D’un point de vue structurel, tous les investisseurs, qu’ils soient nationaux ou étrangers, devraient de notre point de vue détenir en permanence des actions suisses. Non seulement parce que les indices helvétiques figurent parmi les plus performants sur le long terme, mais aussi, et surtout, pour les avantages avérés du marché en matière de diversification, conjuguant grandes capitalisations défensives et petites & moyennes valeurs à forte croissante, plus agiles. La stabilité politique et économique du pays, soutenue par une croissance résiliente, un faible endettement, une inflation contenue, une démographie saine et une monnaie structurellement forte, constitue une toile de fond enviable – une valeur refuge. Parfois surnommé nouveau « Silicon Valley », le pôle d’innovation suisse, avec son ADN entrepreneurial, offre par ailleurs un cadre propice à une diversité de sociétés, souvent familiales, qui attirent une main-d’œuvre flexible et hautement qualifiée. Enfin, compte tenu de la nature exportatrice de son industrie (plus de 90% des revenus des entreprises cotées sont générés à l’étranger), la bourse helvétique représente pour les investisseurs un actif diversifié véritablement mondial. Il va donc sans dire que de nombreuses entreprises suisses sont devenues leaders mondiaux dans des industries de niche innovantes, avec des marques globales bien établies, une productivité constante, un pouvoir de fixation des prix élevé et bien souvent des bilans solides, permettant de dégager une croissance supérieure des bénéfices, des rendements du capital attrayants et des liquidités supérieures à la moyenne.

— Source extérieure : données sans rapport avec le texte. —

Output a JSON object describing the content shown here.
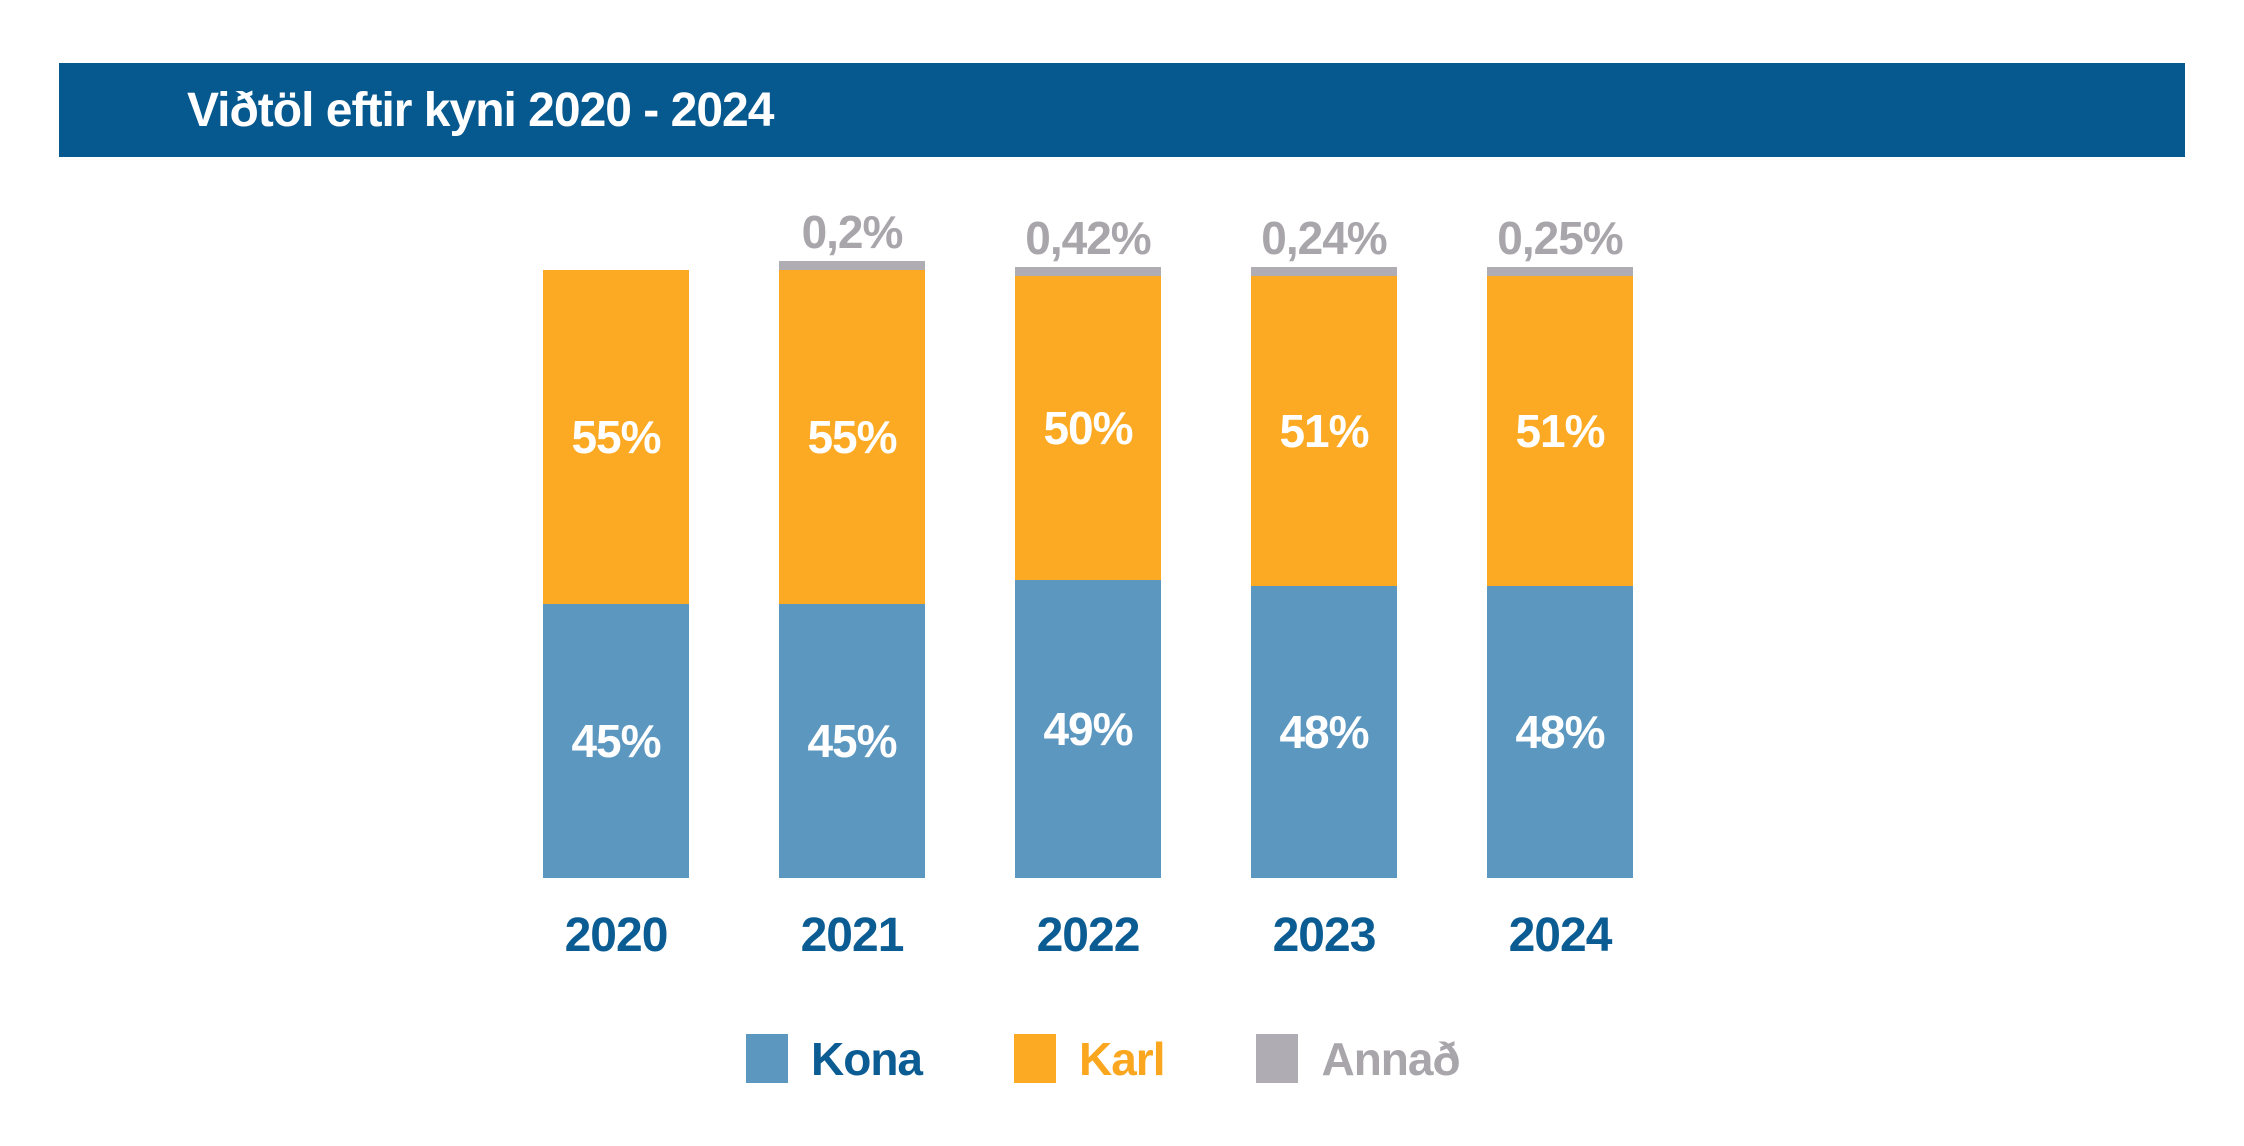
{
  "header": {
    "title": "Viðtöl eftir kyni 2020 - 2024"
  },
  "colors": {
    "header_background": "#06598F",
    "title_text": "#FFFFFF",
    "year_label_text": "#0B5C93",
    "segment_label_text": "#FFFFFF",
    "annad_label_text": "#A8A6AB"
  },
  "chart_data": {
    "type": "bar",
    "stacked": true,
    "title": "Viðtöl eftir kyni 2020 - 2024",
    "xlabel": "",
    "ylabel": "",
    "ylim": [
      0,
      100
    ],
    "grid": false,
    "legend_position": "bottom",
    "categories": [
      "2020",
      "2021",
      "2022",
      "2023",
      "2024"
    ],
    "series": [
      {
        "name": "Kona",
        "color": "#5C97C0",
        "label_text_color": "#0B5C93",
        "values": [
          45,
          45,
          49,
          48,
          48
        ],
        "labels": [
          "45%",
          "45%",
          "49%",
          "48%",
          "48%"
        ]
      },
      {
        "name": "Karl",
        "color": "#FCAA24",
        "label_text_color": "#FAA71F",
        "values": [
          55,
          55,
          50,
          51,
          51
        ],
        "labels": [
          "55%",
          "55%",
          "50%",
          "51%",
          "51%"
        ]
      },
      {
        "name": "Annað",
        "color": "#AFADB3",
        "label_text_color": "#A8A6AB",
        "values": [
          null,
          0.2,
          0.42,
          0.24,
          0.25
        ],
        "labels": [
          null,
          "0,2%",
          "0,42%",
          "0,24%",
          "0,25%"
        ]
      }
    ]
  }
}
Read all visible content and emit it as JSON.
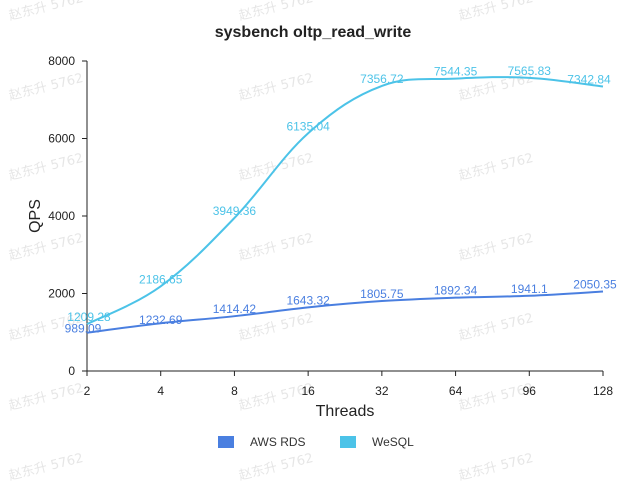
{
  "chart_data": {
    "type": "line",
    "title": "sysbench oltp_read_write",
    "xlabel": "Threads",
    "ylabel": "QPS",
    "categories": [
      "2",
      "4",
      "8",
      "16",
      "32",
      "64",
      "96",
      "128"
    ],
    "ylim": [
      0,
      8000
    ],
    "yticks": [
      0,
      2000,
      4000,
      6000,
      8000
    ],
    "grid": false,
    "legend_position": "bottom",
    "series": [
      {
        "name": "AWS RDS",
        "color": "#4a7fe0",
        "values": [
          989.09,
          1232.69,
          1414.42,
          1643.32,
          1805.75,
          1892.34,
          1941.1,
          2050.35
        ],
        "labels": [
          "989.09",
          "1232.69",
          "1414.42",
          "1643.32",
          "1805.75",
          "1892.34",
          "1941.1",
          "2050.35"
        ]
      },
      {
        "name": "WeSQL",
        "color": "#4cc3e8",
        "values": [
          1209.28,
          2186.65,
          3949.36,
          6135.04,
          7356.72,
          7544.35,
          7565.83,
          7342.84
        ],
        "labels": [
          "1209.28",
          "2186.65",
          "3949.36",
          "6135.04",
          "7356.72",
          "7544.35",
          "7565.83",
          "7342.84"
        ]
      }
    ]
  },
  "watermark": {
    "text": "赵东升 5762"
  }
}
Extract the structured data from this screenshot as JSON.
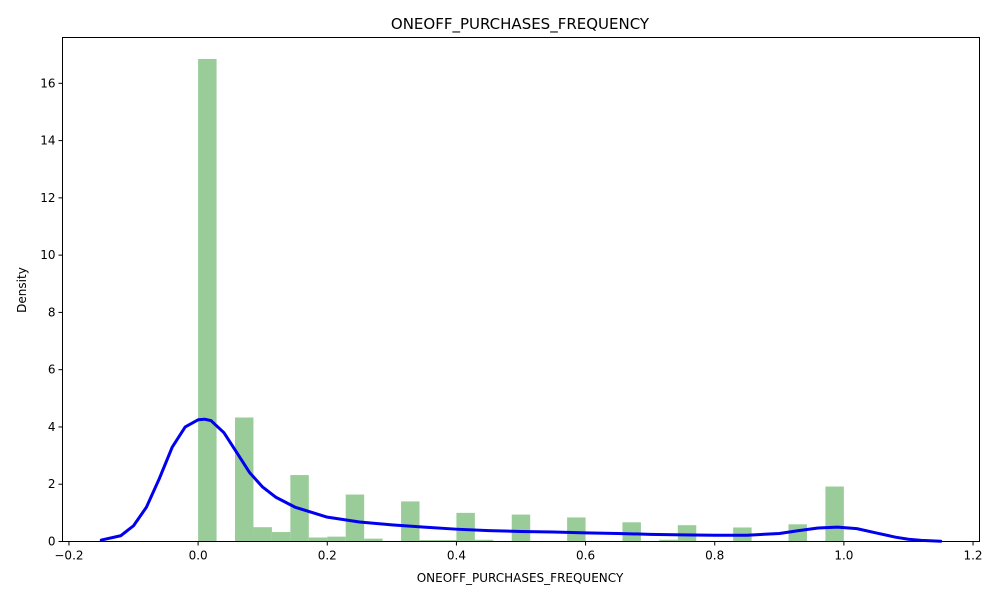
{
  "chart_data": {
    "type": "bar",
    "title": "ONEOFF_PURCHASES_FREQUENCY",
    "xlabel": "ONEOFF_PURCHASES_FREQUENCY",
    "ylabel": "Density",
    "xlim": [
      -0.21,
      1.21
    ],
    "ylim": [
      0,
      17.6
    ],
    "xticks": [
      -0.2,
      0.0,
      0.2,
      0.4,
      0.6,
      0.8,
      1.0,
      1.2
    ],
    "xtick_labels": [
      "−0.2",
      "0.0",
      "0.2",
      "0.4",
      "0.6",
      "0.8",
      "1.0",
      "1.2"
    ],
    "yticks": [
      0,
      2,
      4,
      6,
      8,
      10,
      12,
      14,
      16
    ],
    "ytick_labels": [
      "0",
      "2",
      "4",
      "6",
      "8",
      "10",
      "12",
      "14",
      "16"
    ],
    "grid": false,
    "colors": {
      "bars": "#99cc99",
      "kde": "#0000ee"
    },
    "series": [
      {
        "type": "histogram",
        "bin_start": 0.0,
        "bin_width": 0.02857,
        "values": [
          16.85,
          0,
          4.33,
          0.5,
          0.33,
          2.32,
          0.14,
          0.17,
          1.64,
          0.1,
          0.02,
          1.4,
          0.05,
          0.05,
          1.0,
          0.06,
          0.02,
          0.94,
          0.02,
          0.02,
          0.84,
          0.02,
          0.02,
          0.67,
          0.02,
          0.06,
          0.57,
          0.02,
          0.02,
          0.49,
          0.02,
          0.02,
          0.6,
          0.02,
          1.92
        ]
      },
      {
        "type": "kde",
        "x": [
          -0.15,
          -0.12,
          -0.1,
          -0.08,
          -0.06,
          -0.04,
          -0.02,
          0.0,
          0.01,
          0.02,
          0.04,
          0.06,
          0.08,
          0.1,
          0.12,
          0.15,
          0.2,
          0.25,
          0.3,
          0.35,
          0.4,
          0.45,
          0.5,
          0.55,
          0.6,
          0.65,
          0.7,
          0.75,
          0.8,
          0.85,
          0.9,
          0.93,
          0.96,
          0.99,
          1.02,
          1.05,
          1.08,
          1.1,
          1.12,
          1.15
        ],
        "y": [
          0.05,
          0.2,
          0.55,
          1.2,
          2.2,
          3.3,
          4.0,
          4.25,
          4.27,
          4.22,
          3.8,
          3.1,
          2.4,
          1.9,
          1.55,
          1.2,
          0.85,
          0.68,
          0.58,
          0.5,
          0.43,
          0.38,
          0.35,
          0.33,
          0.3,
          0.28,
          0.25,
          0.23,
          0.22,
          0.22,
          0.28,
          0.38,
          0.47,
          0.5,
          0.45,
          0.3,
          0.15,
          0.08,
          0.04,
          0.01
        ]
      }
    ]
  }
}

Sur le plan tactique, nous voyons aujourd’hui de bonnes raisons de renforcer ou réintégrer des actions suisses en portefeuille, en particulier des petites & moyennes capitalisations. De fait, la sous-performance des dernières années s’explique en grande partie par une répartition sectorielle défavorable (l’absence notamment de grandes valeurs technologiques et directement exposées à l’IA), par la remontée des taux d’intérêt qui a pénalisé disproportionnément les actions de haute qualité richement valorisées, et par un franc suisse généralement plus fort. Autant de facteurs qui devraient désormais s’inverser à mesure que le nombre de titres contribuant aux rallyes boursiers s’élargit, que les taux d’intérêt baissent et que la devise nationale s’affaiblit encore à court terme, après la récente baisse surprise de la BNS. En outre, compte tenu d’une meilleure visibilité et de perspectives de bénéfices supérieures à court terme, la valorisation relative historiquement basse des titres helvétiques par rapport aux Etats-Unis et à l’Europe ne semble pas justifiée. Sans oublier que la Suisse est l’un des rares marchés développés à offrir encore une prime de rendement des dividendes intéressante par rapport aux obligations d’entreprises et souveraines à 10 ans, ce qui devrait assurer des flux positifs. Enfin, vu la résurgence des incertitudes géopolitiques, tant militaires qu’électorales, la bourse suisse devrait aussi continuer à se distinguer comme oasis de stabilité pour nombre d’investisseurs.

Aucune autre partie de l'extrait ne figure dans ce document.